Transient Sound Field Excited By Cylindrical Shell Transducer In Shallow Ocean

Directional sound sources are widely used in underwater acoustic engineering, for example, cylindrical transducers are often used as transmitters in underwater acoustic communication devices. Thus, it is necessary to investigate the transient sound field excited by underwater directional sources. However, the research with respect to the sound field excited by underwater acoustic sources has mainly focused on that by omnidirectional ones. The studies on the transient sound field excited by directional acoustic sources are relatively scarce. This study will focus on the transient sound field excited by cylindrical shell transducers in shallow ocean.It is difficult to derive the potential function corresponding to common underwater acoustic sources. Thus, the transient vector displacement wave equation instead of the transient pressure wave equation is used to investigate the transient sound field excited by directional cylindrical shell transducer in shallow water. Firstly, the dispersion equation of harmonic waves in a homogenous shallow ocean is derived, and the dispersion characteristics of guided waves in shallow water with different depth are discussed on the basis of numerical results. Secondly, the analytical solution corresponding to the transient sound field excited by cylindrical shell transducers in a homogenous shallow ocean is derived using the eigenfunction expansion method (Normal mode method).
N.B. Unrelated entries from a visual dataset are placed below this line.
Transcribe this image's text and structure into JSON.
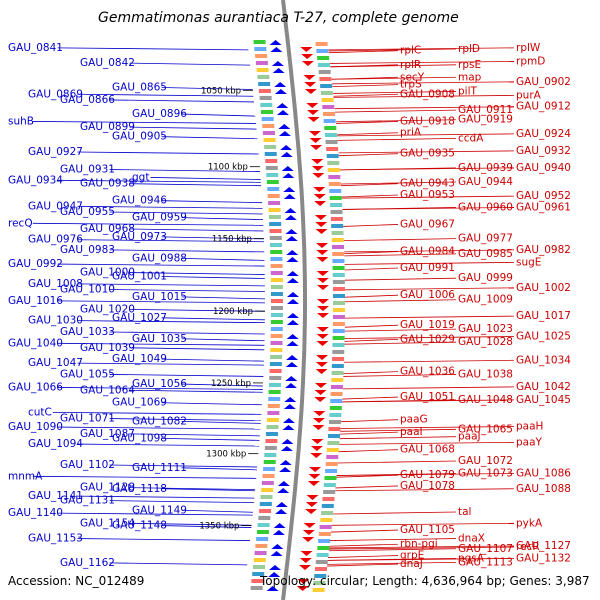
{
  "title": "Gemmatimonas aurantiaca T-27, complete genome",
  "accession": "Accession: NC_012489",
  "summary": "Topology: circular; Length: 4,636,964 bp; Genes: 3,987",
  "colors": {
    "left": "#0000cc",
    "right": "#cc0000",
    "backbone": "#888888"
  },
  "kbp_marks": [
    {
      "label": "1050 kbp",
      "t": 0.103
    },
    {
      "label": "1100 kbp",
      "t": 0.238
    },
    {
      "label": "1150 kbp",
      "t": 0.365
    },
    {
      "label": "1200 kbp",
      "t": 0.493
    },
    {
      "label": "1250 kbp",
      "t": 0.62
    },
    {
      "label": "1300 kbp",
      "t": 0.745
    },
    {
      "label": "1350 kbp",
      "t": 0.872
    }
  ],
  "left_labels": [
    {
      "text": "GAU_0841",
      "t": 0.028
    },
    {
      "text": "GAU_0842",
      "t": 0.055
    },
    {
      "text": "GAU_0865",
      "t": 0.098
    },
    {
      "text": "GAU_0869",
      "t": 0.11
    },
    {
      "text": "GAU_0866",
      "t": 0.12
    },
    {
      "text": "GAU_0896",
      "t": 0.145
    },
    {
      "text": "suhB",
      "t": 0.158
    },
    {
      "text": "GAU_0899",
      "t": 0.168
    },
    {
      "text": "GAU_0905",
      "t": 0.185
    },
    {
      "text": "GAU_0927",
      "t": 0.212
    },
    {
      "text": "GAU_0931",
      "t": 0.243
    },
    {
      "text": "ggt",
      "t": 0.257
    },
    {
      "text": "GAU_0934",
      "t": 0.262
    },
    {
      "text": "GAU_0938",
      "t": 0.268
    },
    {
      "text": "GAU_0946",
      "t": 0.298
    },
    {
      "text": "GAU_0947",
      "t": 0.308
    },
    {
      "text": "GAU_0955",
      "t": 0.318
    },
    {
      "text": "GAU_0959",
      "t": 0.328
    },
    {
      "text": "recQ",
      "t": 0.338
    },
    {
      "text": "GAU_0968",
      "t": 0.348
    },
    {
      "text": "GAU_0973",
      "t": 0.362
    },
    {
      "text": "GAU_0976",
      "t": 0.367
    },
    {
      "text": "GAU_0983",
      "t": 0.385
    },
    {
      "text": "GAU_0988",
      "t": 0.4
    },
    {
      "text": "GAU_0992",
      "t": 0.41
    },
    {
      "text": "GAU_1000",
      "t": 0.425
    },
    {
      "text": "GAU_1001",
      "t": 0.432
    },
    {
      "text": "GAU_1008",
      "t": 0.445
    },
    {
      "text": "GAU_1010",
      "t": 0.455
    },
    {
      "text": "GAU_1015",
      "t": 0.468
    },
    {
      "text": "GAU_1016",
      "t": 0.475
    },
    {
      "text": "GAU_1020",
      "t": 0.49
    },
    {
      "text": "GAU_1027",
      "t": 0.505
    },
    {
      "text": "GAU_1030",
      "t": 0.51
    },
    {
      "text": "GAU_1033",
      "t": 0.53
    },
    {
      "text": "GAU_1035",
      "t": 0.542
    },
    {
      "text": "GAU_1040",
      "t": 0.55
    },
    {
      "text": "GAU_1039",
      "t": 0.558
    },
    {
      "text": "GAU_1049",
      "t": 0.578
    },
    {
      "text": "GAU_1047",
      "t": 0.585
    },
    {
      "text": "GAU_1055",
      "t": 0.605
    },
    {
      "text": "GAU_1056",
      "t": 0.622
    },
    {
      "text": "GAU_1066",
      "t": 0.628
    },
    {
      "text": "GAU_1064",
      "t": 0.633
    },
    {
      "text": "GAU_1069",
      "t": 0.655
    },
    {
      "text": "cutC",
      "t": 0.672
    },
    {
      "text": "GAU_1071",
      "t": 0.683
    },
    {
      "text": "GAU_1082",
      "t": 0.688
    },
    {
      "text": "GAU_1090",
      "t": 0.698
    },
    {
      "text": "GAU_1087",
      "t": 0.71
    },
    {
      "text": "GAU_1098",
      "t": 0.718
    },
    {
      "text": "GAU_1094",
      "t": 0.728
    },
    {
      "text": "GAU_1102",
      "t": 0.765
    },
    {
      "text": "GAU_1111",
      "t": 0.77
    },
    {
      "text": "mnmA",
      "t": 0.785
    },
    {
      "text": "GAU_1128",
      "t": 0.805
    },
    {
      "text": "GAU_1118",
      "t": 0.807
    },
    {
      "text": "GAU_1141",
      "t": 0.82
    },
    {
      "text": "GAU_1131",
      "t": 0.828
    },
    {
      "text": "GAU_1149",
      "t": 0.845
    },
    {
      "text": "GAU_1140",
      "t": 0.85
    },
    {
      "text": "GAU_1154",
      "t": 0.868
    },
    {
      "text": "GAU_1148",
      "t": 0.872
    },
    {
      "text": "GAU_1153",
      "t": 0.895
    },
    {
      "text": "GAU_1162",
      "t": 0.938
    }
  ],
  "right_labels": [
    {
      "text": "rplC",
      "t": 0.033
    },
    {
      "text": "rplD",
      "t": 0.03
    },
    {
      "text": "rplW",
      "t": 0.028
    },
    {
      "text": "rplR",
      "t": 0.058
    },
    {
      "text": "rpsE",
      "t": 0.058
    },
    {
      "text": "rpmD",
      "t": 0.052
    },
    {
      "text": "secY",
      "t": 0.08
    },
    {
      "text": "map",
      "t": 0.08
    },
    {
      "text": "GAU_0902",
      "t": 0.088
    },
    {
      "text": "trpS",
      "t": 0.093
    },
    {
      "text": "pilT",
      "t": 0.105
    },
    {
      "text": "purA",
      "t": 0.112
    },
    {
      "text": "GAU_0908",
      "t": 0.11
    },
    {
      "text": "GAU_0911",
      "t": 0.138
    },
    {
      "text": "GAU_0912",
      "t": 0.132
    },
    {
      "text": "GAU_0918",
      "t": 0.158
    },
    {
      "text": "GAU_0919",
      "t": 0.155
    },
    {
      "text": "GAU_0924",
      "t": 0.18
    },
    {
      "text": "priA",
      "t": 0.178
    },
    {
      "text": "ccdA",
      "t": 0.188
    },
    {
      "text": "GAU_0932",
      "t": 0.21
    },
    {
      "text": "GAU_0935",
      "t": 0.215
    },
    {
      "text": "GAU_0939",
      "t": 0.24
    },
    {
      "text": "GAU_0940",
      "t": 0.24
    },
    {
      "text": "GAU_0943",
      "t": 0.268
    },
    {
      "text": "GAU_0944",
      "t": 0.265
    },
    {
      "text": "GAU_0952",
      "t": 0.29
    },
    {
      "text": "GAU_0953",
      "t": 0.288
    },
    {
      "text": "GAU_0960",
      "t": 0.31
    },
    {
      "text": "GAU_0961",
      "t": 0.31
    },
    {
      "text": "GAU_0967",
      "t": 0.34
    },
    {
      "text": "GAU_0977",
      "t": 0.365
    },
    {
      "text": "GAU_0982",
      "t": 0.385
    },
    {
      "text": "GAU_0984",
      "t": 0.388
    },
    {
      "text": "GAU_0985",
      "t": 0.392
    },
    {
      "text": "sugE",
      "t": 0.407
    },
    {
      "text": "GAU_0991",
      "t": 0.417
    },
    {
      "text": "GAU_0999",
      "t": 0.435
    },
    {
      "text": "GAU_1002",
      "t": 0.452
    },
    {
      "text": "GAU_1006",
      "t": 0.465
    },
    {
      "text": "GAU_1009",
      "t": 0.473
    },
    {
      "text": "GAU_1017",
      "t": 0.502
    },
    {
      "text": "GAU_1019",
      "t": 0.518
    },
    {
      "text": "GAU_1023",
      "t": 0.525
    },
    {
      "text": "GAU_1025",
      "t": 0.538
    },
    {
      "text": "GAU_1029",
      "t": 0.543
    },
    {
      "text": "GAU_1028",
      "t": 0.548
    },
    {
      "text": "GAU_1034",
      "t": 0.58
    },
    {
      "text": "GAU_1036",
      "t": 0.6
    },
    {
      "text": "GAU_1038",
      "t": 0.605
    },
    {
      "text": "GAU_1042",
      "t": 0.627
    },
    {
      "text": "GAU_1051",
      "t": 0.645
    },
    {
      "text": "GAU_1048",
      "t": 0.65
    },
    {
      "text": "GAU_1045",
      "t": 0.65
    },
    {
      "text": "paaG",
      "t": 0.685
    },
    {
      "text": "GAU_1065",
      "t": 0.702
    },
    {
      "text": "paaH",
      "t": 0.697
    },
    {
      "text": "paaI",
      "t": 0.707
    },
    {
      "text": "paaJ",
      "t": 0.715
    },
    {
      "text": "paaY",
      "t": 0.725
    },
    {
      "text": "GAU_1068",
      "t": 0.738
    },
    {
      "text": "GAU_1072",
      "t": 0.758
    },
    {
      "text": "GAU_1086",
      "t": 0.78
    },
    {
      "text": "GAU_1079",
      "t": 0.783
    },
    {
      "text": "GAU_1073",
      "t": 0.78
    },
    {
      "text": "GAU_1088",
      "t": 0.807
    },
    {
      "text": "GAU_1078",
      "t": 0.802
    },
    {
      "text": "tal",
      "t": 0.848
    },
    {
      "text": "pykA",
      "t": 0.868
    },
    {
      "text": "GAU_1105",
      "t": 0.88
    },
    {
      "text": "dnaX",
      "t": 0.895
    },
    {
      "text": "recR",
      "t": 0.91
    },
    {
      "text": "rbn-pgi",
      "t": 0.905
    },
    {
      "text": "GAU_1107",
      "t": 0.913
    },
    {
      "text": "GAU_1127",
      "t": 0.908
    },
    {
      "text": "grpE",
      "t": 0.925
    },
    {
      "text": "pgsA",
      "t": 0.93
    },
    {
      "text": "GAU_1132",
      "t": 0.93
    },
    {
      "text": "dnaJ",
      "t": 0.94
    },
    {
      "text": "GAU_1113",
      "t": 0.937
    }
  ]
}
The transient pressure amplitude distribution with respect to range and depth is computed and discussed, as well as the transient radial displacement, transient axial displacement and transient pressure distribution with respect to time. Finally, the dispersion equation of harmonic waves in multi-layer shallow ocean is derived and solved. Moreover, the analytical solution of the transient waves excited by cylindrical shell transducers in a multi-layer shallow ocean is derived.The main innovation of this study is solving the transient vector displacement wave equation by the eigenfunction expansion method (EEM). The explicit and concise analytical solution of the transient sound field excited by cylindrical shell transducers is derived. This study has theoretical reference values for the practical underwater acoustic engineering, for example, underwater acoustic communication.